これはちょうど私が2年目のときに担当した仕事でしたが、なかなか大変でした。言うてもまだ社会人2年目のペーペーですし、大学は化学専攻はまあそうなんだけど、研究室では大腸菌に遺伝子組換えのプラスミドDNAを導入して、変異を導入したタンパク質の性質とかを調べてたんで、化学反応とかあんまりわからない・・・
結局、反応物をなんとかして溶液化して、誘導体化した後、分液漏斗で抽出、ガスクロで定量するという方法を確立することができました。先輩に相談しながらも一連の方法論を確立できた時には、大きく成長したなと実感したものです。
やりがい
私がこの仕事を通じて感じたやりがいは、③の新規分析法の開発で感じることが多かったです。
それは、自分の化学の知識を使って、誰もできないことをできるようになったと感じられたからでしょう。
配属当初は、生化学系の材料を開発したい!何か価値のあるものを生み出したい!と鼻息を荒くして、正直分析化学なんて調べるだけでこの世に価値を生み出すものじゃない。なんて思ってました。

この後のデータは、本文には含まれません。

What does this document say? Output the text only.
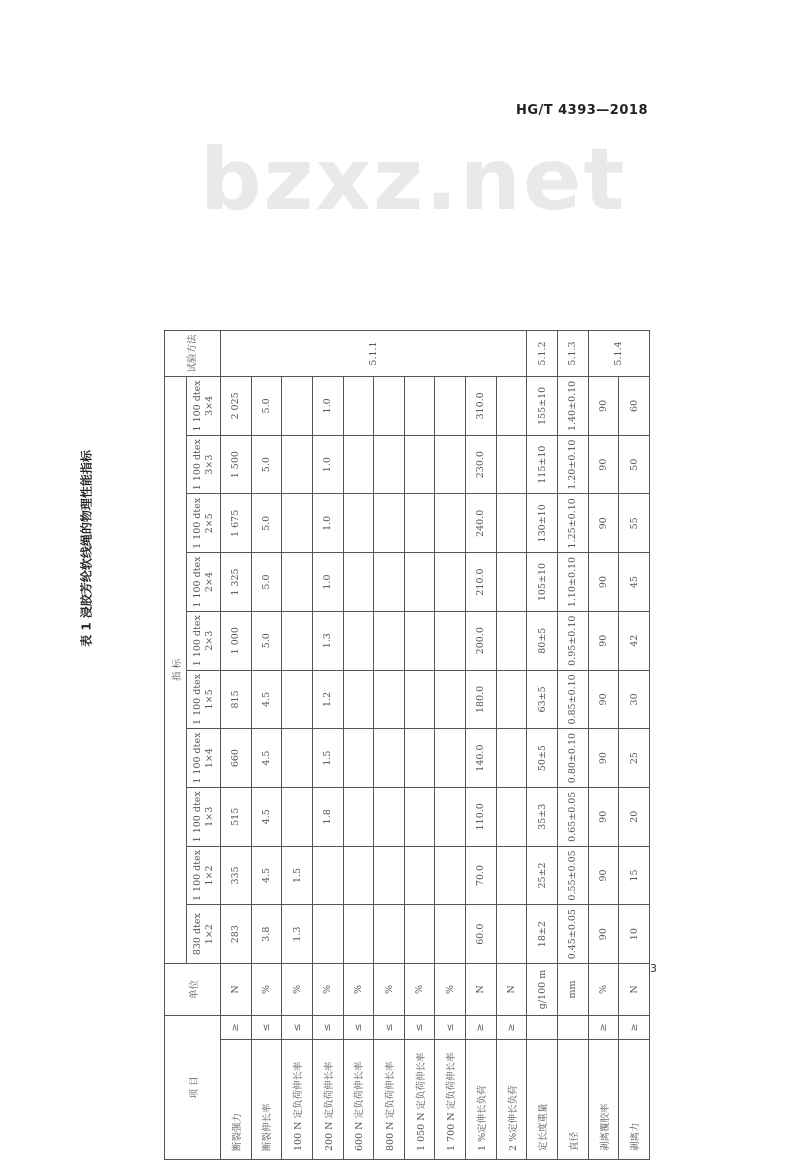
bzxz.net
HG/T 4393—2018
表 1 浸胶芳纶软线绳的物理性能指标
项 目		单位	指 标										试验方法
			830 dtex 1×2	1 100 dtex 1×2	1 100 dtex 1×3	1 100 dtex 1×4	1 100 dtex 1×5	1 100 dtex 2×3	1 100 dtex 2×4	1 100 dtex 2×5	1 100 dtex 3×3	1 100 dtex 3×4	
断裂强力	≥	N	283	335	515	660	815	1 000	1 325	1 675	1 500	2 025	5.1.1
断裂伸长率	≤	%	3.8	4.5	4.5	4.5	4.5	5.0	5.0	5.0	5.0	5.0	
100 N 定负荷伸长率	≤	%	1.3	1.5									
200 N 定负荷伸长率	≤	%			1.8	1.5	1.2	1.3	1.0	1.0	1.0	1.0	
600 N 定负荷伸长率	≤	%											
800 N 定负荷伸长率	≤	%											
1 050 N 定负荷伸长率	≤	%											
1 700 N 定负荷伸长率	≤	%											
1 %定伸长负荷	≥	N	60.0	70.0	110.0	140.0	180.0	200.0	210.0	240.0	230.0	310.0	
2 %定伸长负荷	≥	N											
定长度重量		g/100 m	18±2	25±2	35±3	50±5	63±5	80±5	105±10	130±10	115±10	155±10	5.1.2
直径		mm	0.45±0.05	0.55±0.05	0.65±0.05	0.80±0.10	0.85±0.10	0.95±0.10	1.10±0.10	1.25±0.10	1.20±0.10	1.40±0.10	5.1.3
剥离覆胶率	≥	%	90	90	90	90	90	90	90	90	90	90	5.1.4
剥离力	≥	N	10	15	20	25	30	42	45	55	50	60	
3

ですが、実際に就職して分析化学を仕事にして、物を生み出すだけが価値あることではないということがわかりました。そもそも、物を生み出して商品にするためには、それを分析して定量する必要があります。なので、「物を生み出すこと」と「分析方法を作ること」は車の両輪で、同価値だと思います。
そして分析屋のスペシャリストになれば社内でものすごい重宝されます。次から次へと依頼がやってくるようになります。
辛いところ
「やりがい」と「辛いところ」は表裏の関係にあるように思います。
やはり、何をやっても結果が出ない時が辛いです。学生時代の研究であればぶっちゃけ結果が出なくても(博士課程じゃなきゃ)卒業できます。
ですが、会社で結果が出ないと上司からのプレッシャーがかなりありました。〇〇日までに結果を出せ。と毎日言われます・・・
本当に会社に行くのが辛かったです。これは、分析屋さんに限らず研究職をやっていく者の宿命だと思いますね。
まとめ
いかがでしたでしょうか。化学メーカーでの分析研究業務といってもルーチンワークから本当に研究!って感じの仕事まで様々です。
私自身の経歴もそうなんですが、もともと分析化学専攻で分析が好きな人はもちろんのこと、有機合成とか無機材料1本でやっていくつもりの人も、ちょっと考えてみる価値はあるのかと思います。